Nutrícias  no.19 Porto dez. 2013

 

ARTIGO DE REVISÃO



Levedura de Arroz Vermelho no Tratamento da Hipercolesterolemia

Red Yeast Rice in Hypercholesterolemia Treatment

 

Sara Silva1; Sónia Xará2

1 Nutricionista estagiário, Serviço de Nutrição e Dietética, Centro Hospitalar de Vila Nova de Gaia/Espinho, Unidade I, Rua Conceição Fernandes, 4430 Vila Nova de Gaia, Portugal
2 Nutricionista, Serviço de Nutrição e Dietética, Centro Hospitalar de Vila Nova de Gaia/Espinho, Unidade I, Rua Conceição Fernandes, 4430 Vila Nova de Gaia, Portugal

Endereço para correspondência

 

RESUMO


As Doenças Cardiovasculares são uma importante causa de mortalidade em todo o mundo sendo a hipercolesterolemia um dos principais factores de risco, tornando assim importante uma actuação precoce na sua prevenção e tratamento. Uma alternativa à utilização de fármacos para o tratamento deste factor de risco é a Levedura de Arroz Vermelho que resulta da fermentação do arroz com o fungo Monascus spp.. Este produto tem na sua constituição, para além de outros compostos, a monacolina K, conhecida comercialmente como lovastatina e que tem a capacidade de diminuir a biossíntese de colesterol e os níveis de colesterol total. Apesar de ser uma substância natural, apresenta as mesmas contra-indicações, efeitos adversos e interacções farmacológicas e fármaco – nutrientes que as estatinas. A legislação nacional e europeia que regulamenta estes produtos é escassa e insuficiente, nomeadamente na padronização e quantificação das doses comercializadas, o que permite a comercialização de suplementos de Levedura de Arroz Vermelho com concentrações de monacolina K diferentes, podendo comprometer o efeito biológico pretendido.
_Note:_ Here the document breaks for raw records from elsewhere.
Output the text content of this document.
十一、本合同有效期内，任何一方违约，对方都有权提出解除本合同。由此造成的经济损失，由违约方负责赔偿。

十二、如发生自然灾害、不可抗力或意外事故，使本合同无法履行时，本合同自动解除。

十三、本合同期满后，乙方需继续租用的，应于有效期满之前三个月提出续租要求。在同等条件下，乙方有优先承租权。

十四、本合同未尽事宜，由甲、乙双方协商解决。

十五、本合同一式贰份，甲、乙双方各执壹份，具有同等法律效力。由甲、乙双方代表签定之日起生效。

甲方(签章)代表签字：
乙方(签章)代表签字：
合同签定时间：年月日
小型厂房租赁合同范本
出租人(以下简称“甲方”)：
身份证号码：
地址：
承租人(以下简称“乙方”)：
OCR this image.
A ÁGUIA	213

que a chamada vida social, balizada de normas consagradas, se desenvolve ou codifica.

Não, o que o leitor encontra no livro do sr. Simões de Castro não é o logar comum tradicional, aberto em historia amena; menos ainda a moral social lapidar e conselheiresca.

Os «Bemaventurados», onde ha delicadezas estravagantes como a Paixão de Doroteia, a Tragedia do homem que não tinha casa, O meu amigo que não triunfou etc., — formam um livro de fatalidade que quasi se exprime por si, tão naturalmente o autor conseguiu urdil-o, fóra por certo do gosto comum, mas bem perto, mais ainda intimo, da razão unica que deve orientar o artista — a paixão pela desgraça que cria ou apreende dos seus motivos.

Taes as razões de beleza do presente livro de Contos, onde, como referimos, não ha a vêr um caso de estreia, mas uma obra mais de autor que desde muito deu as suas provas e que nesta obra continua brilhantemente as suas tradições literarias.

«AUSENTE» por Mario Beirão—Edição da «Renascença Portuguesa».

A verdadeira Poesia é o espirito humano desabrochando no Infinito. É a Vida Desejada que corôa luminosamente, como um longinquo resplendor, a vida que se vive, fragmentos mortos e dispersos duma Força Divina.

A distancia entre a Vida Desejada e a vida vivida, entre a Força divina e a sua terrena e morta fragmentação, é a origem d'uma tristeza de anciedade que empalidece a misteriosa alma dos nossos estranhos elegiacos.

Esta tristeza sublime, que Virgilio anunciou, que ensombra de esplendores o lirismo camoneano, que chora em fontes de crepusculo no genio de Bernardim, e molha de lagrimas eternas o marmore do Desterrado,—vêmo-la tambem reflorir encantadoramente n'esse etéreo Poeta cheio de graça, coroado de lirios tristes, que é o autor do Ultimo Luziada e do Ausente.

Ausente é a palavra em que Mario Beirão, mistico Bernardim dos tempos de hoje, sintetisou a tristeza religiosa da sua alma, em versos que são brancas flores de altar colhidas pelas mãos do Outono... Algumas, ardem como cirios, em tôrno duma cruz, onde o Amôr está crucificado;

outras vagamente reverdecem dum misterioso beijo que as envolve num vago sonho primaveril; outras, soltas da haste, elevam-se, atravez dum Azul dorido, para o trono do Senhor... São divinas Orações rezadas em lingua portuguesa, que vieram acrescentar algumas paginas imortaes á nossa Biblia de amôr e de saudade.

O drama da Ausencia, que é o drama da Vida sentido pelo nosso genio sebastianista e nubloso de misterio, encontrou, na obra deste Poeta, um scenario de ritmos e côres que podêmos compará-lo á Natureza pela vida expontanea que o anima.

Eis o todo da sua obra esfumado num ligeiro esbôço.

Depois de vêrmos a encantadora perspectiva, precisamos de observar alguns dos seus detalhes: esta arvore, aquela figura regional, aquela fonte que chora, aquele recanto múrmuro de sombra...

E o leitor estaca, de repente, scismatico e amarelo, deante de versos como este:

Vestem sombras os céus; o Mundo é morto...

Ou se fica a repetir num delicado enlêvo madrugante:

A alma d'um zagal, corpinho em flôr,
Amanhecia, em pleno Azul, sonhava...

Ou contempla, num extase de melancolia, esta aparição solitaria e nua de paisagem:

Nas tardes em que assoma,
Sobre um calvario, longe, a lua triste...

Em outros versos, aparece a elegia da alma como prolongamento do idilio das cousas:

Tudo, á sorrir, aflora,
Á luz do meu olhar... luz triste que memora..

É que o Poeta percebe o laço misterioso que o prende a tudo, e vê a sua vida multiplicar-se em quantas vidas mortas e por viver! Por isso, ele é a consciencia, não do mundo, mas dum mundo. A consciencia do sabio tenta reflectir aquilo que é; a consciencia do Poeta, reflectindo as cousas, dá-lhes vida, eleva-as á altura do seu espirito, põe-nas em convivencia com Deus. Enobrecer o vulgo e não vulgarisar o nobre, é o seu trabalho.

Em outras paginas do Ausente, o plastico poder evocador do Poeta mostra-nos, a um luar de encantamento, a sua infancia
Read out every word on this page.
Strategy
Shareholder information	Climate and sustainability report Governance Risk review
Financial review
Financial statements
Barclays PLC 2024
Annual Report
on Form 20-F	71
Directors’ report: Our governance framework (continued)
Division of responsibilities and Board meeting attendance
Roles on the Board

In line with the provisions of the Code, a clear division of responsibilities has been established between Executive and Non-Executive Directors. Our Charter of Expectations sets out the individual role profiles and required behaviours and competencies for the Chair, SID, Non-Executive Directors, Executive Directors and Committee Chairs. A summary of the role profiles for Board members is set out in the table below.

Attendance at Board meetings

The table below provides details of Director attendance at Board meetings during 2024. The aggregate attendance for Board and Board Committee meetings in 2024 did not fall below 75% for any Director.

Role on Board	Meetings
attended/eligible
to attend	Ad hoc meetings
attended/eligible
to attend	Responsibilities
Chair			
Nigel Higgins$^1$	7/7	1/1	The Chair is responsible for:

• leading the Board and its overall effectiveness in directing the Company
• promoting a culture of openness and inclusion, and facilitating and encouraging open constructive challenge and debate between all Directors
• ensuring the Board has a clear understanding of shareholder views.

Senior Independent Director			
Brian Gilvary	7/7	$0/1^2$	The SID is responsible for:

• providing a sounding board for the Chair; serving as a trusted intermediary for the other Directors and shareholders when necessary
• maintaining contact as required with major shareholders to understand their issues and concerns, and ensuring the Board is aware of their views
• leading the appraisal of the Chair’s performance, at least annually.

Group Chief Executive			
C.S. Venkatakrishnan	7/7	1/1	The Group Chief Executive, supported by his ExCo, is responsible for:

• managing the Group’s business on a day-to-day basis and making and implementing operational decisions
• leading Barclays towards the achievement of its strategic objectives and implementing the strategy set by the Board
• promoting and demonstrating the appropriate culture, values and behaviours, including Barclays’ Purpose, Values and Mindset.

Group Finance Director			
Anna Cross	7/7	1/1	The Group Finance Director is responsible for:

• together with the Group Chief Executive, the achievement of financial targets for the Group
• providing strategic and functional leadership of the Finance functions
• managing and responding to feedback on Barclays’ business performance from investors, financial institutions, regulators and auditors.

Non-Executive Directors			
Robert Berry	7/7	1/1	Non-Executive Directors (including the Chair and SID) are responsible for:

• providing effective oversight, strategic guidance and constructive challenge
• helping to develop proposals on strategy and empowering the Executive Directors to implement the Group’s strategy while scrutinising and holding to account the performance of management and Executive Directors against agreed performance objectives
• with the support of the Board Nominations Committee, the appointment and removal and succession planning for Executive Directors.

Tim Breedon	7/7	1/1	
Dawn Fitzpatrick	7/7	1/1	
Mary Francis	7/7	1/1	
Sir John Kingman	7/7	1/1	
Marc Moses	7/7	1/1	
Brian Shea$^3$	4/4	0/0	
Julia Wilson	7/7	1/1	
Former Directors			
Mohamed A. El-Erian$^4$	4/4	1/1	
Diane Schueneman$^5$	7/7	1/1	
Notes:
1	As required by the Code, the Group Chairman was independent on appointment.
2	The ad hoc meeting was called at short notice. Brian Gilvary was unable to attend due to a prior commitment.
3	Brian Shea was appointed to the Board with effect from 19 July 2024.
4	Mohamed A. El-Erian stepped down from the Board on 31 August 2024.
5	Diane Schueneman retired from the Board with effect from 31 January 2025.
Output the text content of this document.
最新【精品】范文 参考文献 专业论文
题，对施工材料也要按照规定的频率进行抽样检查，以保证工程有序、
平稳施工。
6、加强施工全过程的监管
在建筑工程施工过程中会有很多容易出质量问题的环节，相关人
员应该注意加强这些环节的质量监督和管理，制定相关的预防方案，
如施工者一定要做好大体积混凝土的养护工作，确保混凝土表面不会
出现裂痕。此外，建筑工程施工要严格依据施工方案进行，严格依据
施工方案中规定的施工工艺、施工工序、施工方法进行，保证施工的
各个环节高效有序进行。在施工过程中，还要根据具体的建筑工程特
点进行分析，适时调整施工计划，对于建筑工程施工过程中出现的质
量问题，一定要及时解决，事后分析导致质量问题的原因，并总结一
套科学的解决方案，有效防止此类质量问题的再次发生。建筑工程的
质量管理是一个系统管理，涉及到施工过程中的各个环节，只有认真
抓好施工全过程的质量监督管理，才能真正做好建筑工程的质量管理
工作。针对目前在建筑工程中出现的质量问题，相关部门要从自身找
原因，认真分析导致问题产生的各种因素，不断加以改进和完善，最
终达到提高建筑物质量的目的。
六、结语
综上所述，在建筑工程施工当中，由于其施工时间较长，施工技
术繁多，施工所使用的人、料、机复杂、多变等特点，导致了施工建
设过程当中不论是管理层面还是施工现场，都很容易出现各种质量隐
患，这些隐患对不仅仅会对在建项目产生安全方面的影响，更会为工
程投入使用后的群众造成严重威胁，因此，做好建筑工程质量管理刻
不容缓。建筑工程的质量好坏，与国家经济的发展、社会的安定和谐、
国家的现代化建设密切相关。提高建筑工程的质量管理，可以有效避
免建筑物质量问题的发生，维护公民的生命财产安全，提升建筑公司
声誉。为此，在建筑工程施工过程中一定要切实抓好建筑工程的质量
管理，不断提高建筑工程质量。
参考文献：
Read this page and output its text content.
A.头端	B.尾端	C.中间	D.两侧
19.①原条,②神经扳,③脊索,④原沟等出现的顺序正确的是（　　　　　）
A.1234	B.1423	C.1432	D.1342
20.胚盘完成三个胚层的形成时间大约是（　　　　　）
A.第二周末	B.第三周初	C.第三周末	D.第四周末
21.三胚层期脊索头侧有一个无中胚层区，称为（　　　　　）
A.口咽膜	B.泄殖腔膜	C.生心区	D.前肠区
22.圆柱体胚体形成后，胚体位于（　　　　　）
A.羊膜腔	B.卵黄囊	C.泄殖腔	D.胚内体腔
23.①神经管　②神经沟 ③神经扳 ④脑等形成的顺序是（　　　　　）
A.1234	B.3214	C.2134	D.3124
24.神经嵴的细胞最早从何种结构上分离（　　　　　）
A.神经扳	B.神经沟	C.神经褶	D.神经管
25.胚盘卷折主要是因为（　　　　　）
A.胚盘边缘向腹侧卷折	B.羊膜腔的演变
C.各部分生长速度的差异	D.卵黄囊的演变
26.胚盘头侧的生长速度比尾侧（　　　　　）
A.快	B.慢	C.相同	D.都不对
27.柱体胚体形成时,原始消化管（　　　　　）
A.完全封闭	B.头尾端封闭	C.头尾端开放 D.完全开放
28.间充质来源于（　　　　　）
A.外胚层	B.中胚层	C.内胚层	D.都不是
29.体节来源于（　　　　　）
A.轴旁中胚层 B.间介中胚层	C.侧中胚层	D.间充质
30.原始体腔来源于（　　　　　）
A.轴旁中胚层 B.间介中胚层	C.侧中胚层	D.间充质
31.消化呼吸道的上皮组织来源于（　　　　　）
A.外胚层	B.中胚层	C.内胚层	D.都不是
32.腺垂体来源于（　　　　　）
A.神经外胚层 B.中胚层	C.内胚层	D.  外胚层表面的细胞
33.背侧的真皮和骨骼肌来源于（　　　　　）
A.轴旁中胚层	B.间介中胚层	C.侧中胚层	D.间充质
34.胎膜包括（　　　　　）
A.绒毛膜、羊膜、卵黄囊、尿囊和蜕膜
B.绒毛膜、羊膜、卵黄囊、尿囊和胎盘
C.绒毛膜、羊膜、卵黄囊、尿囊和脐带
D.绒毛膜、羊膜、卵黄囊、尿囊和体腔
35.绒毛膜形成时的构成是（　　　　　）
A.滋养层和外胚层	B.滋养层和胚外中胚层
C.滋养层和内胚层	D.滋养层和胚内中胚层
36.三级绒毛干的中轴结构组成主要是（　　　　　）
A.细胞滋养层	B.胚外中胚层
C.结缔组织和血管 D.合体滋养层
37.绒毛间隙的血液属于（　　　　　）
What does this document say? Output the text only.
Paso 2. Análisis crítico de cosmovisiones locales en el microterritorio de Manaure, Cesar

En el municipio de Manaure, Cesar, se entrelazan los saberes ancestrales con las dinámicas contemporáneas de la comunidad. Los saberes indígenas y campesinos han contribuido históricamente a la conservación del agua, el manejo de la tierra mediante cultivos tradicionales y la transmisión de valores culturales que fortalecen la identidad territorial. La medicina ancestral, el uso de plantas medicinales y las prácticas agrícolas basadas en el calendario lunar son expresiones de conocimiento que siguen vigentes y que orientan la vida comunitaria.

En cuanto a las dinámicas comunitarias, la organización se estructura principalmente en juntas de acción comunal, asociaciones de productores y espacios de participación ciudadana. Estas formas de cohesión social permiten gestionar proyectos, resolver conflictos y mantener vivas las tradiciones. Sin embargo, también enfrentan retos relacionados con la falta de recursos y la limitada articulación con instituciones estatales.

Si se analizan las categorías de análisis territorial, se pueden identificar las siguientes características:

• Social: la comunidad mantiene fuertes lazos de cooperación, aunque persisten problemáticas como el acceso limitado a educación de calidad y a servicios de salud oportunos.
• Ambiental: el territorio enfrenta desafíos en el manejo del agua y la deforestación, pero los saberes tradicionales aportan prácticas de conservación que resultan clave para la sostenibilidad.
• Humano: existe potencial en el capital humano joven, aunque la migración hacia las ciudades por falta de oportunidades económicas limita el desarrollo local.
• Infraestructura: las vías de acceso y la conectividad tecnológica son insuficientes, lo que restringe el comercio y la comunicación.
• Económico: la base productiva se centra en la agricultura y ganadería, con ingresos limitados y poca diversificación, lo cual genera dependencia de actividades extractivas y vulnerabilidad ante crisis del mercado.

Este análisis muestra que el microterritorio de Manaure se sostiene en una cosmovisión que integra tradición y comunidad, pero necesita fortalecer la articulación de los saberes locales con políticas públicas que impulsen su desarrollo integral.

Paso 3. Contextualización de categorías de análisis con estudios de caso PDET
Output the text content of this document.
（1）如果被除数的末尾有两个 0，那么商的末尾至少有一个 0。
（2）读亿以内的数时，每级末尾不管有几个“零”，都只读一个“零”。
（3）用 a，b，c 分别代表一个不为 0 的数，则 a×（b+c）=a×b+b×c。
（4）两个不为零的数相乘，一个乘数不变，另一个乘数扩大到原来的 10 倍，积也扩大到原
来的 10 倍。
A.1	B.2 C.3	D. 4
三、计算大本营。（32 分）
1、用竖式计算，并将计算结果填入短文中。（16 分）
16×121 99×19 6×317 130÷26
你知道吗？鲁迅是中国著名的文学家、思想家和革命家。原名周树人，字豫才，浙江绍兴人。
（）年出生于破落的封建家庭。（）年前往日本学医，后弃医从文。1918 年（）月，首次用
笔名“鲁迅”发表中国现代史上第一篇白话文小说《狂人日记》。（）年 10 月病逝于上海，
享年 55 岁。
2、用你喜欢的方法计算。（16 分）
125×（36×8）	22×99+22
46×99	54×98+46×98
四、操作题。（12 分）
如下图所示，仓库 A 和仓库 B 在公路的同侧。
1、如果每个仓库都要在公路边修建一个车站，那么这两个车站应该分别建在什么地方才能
Palavras-Chave: Levedura de Arroz Vermelho, Monacolina K, Hipercolesterolemia

 


 

ABSTRACT

Cardiovascular Diseases are a major cause of mortality worldwide, being the hypercholesterolemia one of the major risk factors, therefore premature acting in its development and treatment becomes very important. An alternative treatment option to drugs is the Red Rice Yeast that results from the fermentation of rice with the Monascus spp fungus. This product has in its composition, in addition to other compounds, the monacolin K, also known as lovastatin which is capable of decreasing the biosynthesis of cholesterol and total cholesterol. Although being a natural product, it has the same contraindications, adverse effects, drug interactions and drug - nutrient that statins. The national and european legislation governing these products is scarce and insufficient, particularly in the standardization and quantification of sold doses, which allows the marketing of Red Rice Yeast supplements with different concentrations of monacolin K, which may compromise the desired biological effect.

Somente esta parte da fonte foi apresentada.